メリットもデメリットも考えた結果、大学病院への就職を悩む方に提案です。
将来の希望が以下のことに当てはまる方は、大学病院が向いていると考えられますので参考にしてみてください。
研修制度を利用してしっかり勉強しながら看護実践したい人
しっかりとした指導が提供されるので、安心して看護実践の基礎を固められるでしょう。
勉強の過程で看護研究を深めて新たな知見を得たい人
ゆくゆくは大学院で修士をとりたいという方、大学病院ならば、提携する大学院への進学を支援してくれる病院もあります。
修士をとりやすい環境が整っているのは教育機関、研究機関でもある大学病院だからこそともいえるでしょう。
看護研究を提携する大学と共同して行うことで、助成金を受けやすかったり研究手法が学べたり、利点は多くあります。
最先端医療や高度医療にかかわり、専門性を高めたい人
専門性を高めて専門看護師や認定看護師の資格を取りたい、もしくは取れた資格を生かしたいという目標がある方には恵まれた環境と言えるでしょう。
専門分野を生かせる現場で、自分の実績を積むことができますよね。
昇格して責任職に就き、高収入を狙いたい人
どんどん昇格して夢は副院長…!というような上昇志向の方には大学病院の規模の大きさは夢が膨らむ環境と言えます。
病棟ごとで看護副師長や看護師長となれるので、なれる確率は一般病院と比べて上がります。
以上のような大学病院に勤めるのに適した希望を持つ方の中には、少々課題がある方もいるので、最後にその点に関しておさえていきます。
民間病院からの転職で課題となる点とは?
民間病院から大学病院へ転職したいと希望する方、以下に挙げる課題が生じる時、大学病院が希望に満ち溢れている…というわけではないので、熟慮してください。
特殊な資格を有している場合…
専門性がある看護師であれば、好条件で大学病院へ転職することが可能と言えます。
ただ、資格を有している看護師が同じ科にいない、病院の中で一人、ということが多いので、ハードワークになる可能性は覚悟が必要です。
資格を有していない場合…
遅くとも30歳ぐらいまでには大学病院に移らないと、周囲の看護師との力量の差が浮き彫りになり、仕事をしづらくなるかもしれません。
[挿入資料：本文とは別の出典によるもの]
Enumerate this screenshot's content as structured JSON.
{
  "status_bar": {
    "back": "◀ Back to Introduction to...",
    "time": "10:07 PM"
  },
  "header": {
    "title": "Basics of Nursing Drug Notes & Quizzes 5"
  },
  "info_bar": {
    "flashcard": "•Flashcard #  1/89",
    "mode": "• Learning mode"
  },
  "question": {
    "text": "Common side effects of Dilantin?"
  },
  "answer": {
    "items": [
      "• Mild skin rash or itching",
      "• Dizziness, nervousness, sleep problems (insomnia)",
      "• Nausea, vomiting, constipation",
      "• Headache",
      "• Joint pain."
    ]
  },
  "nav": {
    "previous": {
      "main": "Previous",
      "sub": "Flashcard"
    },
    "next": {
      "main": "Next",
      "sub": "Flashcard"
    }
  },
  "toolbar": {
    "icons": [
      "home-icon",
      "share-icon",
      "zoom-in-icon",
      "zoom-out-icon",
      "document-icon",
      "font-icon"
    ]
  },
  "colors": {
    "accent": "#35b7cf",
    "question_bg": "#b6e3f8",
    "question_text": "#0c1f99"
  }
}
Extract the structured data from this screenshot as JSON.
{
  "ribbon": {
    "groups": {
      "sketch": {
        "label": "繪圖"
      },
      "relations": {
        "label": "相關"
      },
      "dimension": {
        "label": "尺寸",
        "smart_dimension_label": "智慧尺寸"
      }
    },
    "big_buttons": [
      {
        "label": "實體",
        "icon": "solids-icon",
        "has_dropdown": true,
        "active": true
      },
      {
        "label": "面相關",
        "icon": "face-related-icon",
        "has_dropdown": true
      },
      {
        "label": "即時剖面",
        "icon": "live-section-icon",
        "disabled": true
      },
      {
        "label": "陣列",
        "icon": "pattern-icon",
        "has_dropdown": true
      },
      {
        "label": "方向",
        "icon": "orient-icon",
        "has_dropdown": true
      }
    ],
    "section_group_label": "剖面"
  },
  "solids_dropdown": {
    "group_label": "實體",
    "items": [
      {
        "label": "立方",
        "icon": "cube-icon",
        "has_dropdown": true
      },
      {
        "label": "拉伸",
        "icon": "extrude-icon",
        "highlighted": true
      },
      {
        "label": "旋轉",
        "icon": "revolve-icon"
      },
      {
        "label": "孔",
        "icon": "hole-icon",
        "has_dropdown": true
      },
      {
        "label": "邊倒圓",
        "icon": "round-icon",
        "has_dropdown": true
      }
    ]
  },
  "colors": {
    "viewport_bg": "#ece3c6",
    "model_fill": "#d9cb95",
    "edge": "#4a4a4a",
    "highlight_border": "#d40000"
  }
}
また、新卒看護師の指導者を任せられる可能性もあります。
そのため、看護師としてプロ意識が高く技術を磨いてきた人でないと厳しい環境になります。
まとめ
今回は、大学病院と一般病院で違いがある看護師の仕事内容や、それぞれの病院から転職する際の注意点についてご紹介しました。
いざ転職しよう! と思ったとき、「大学病院に転職したい」「一般病院で働きたい」と考えるきっかけになれば幸いです。みなさんがあなたらしく働ける職場に出会えることをお祈りしています。最後までお読みいただきありがとうございました。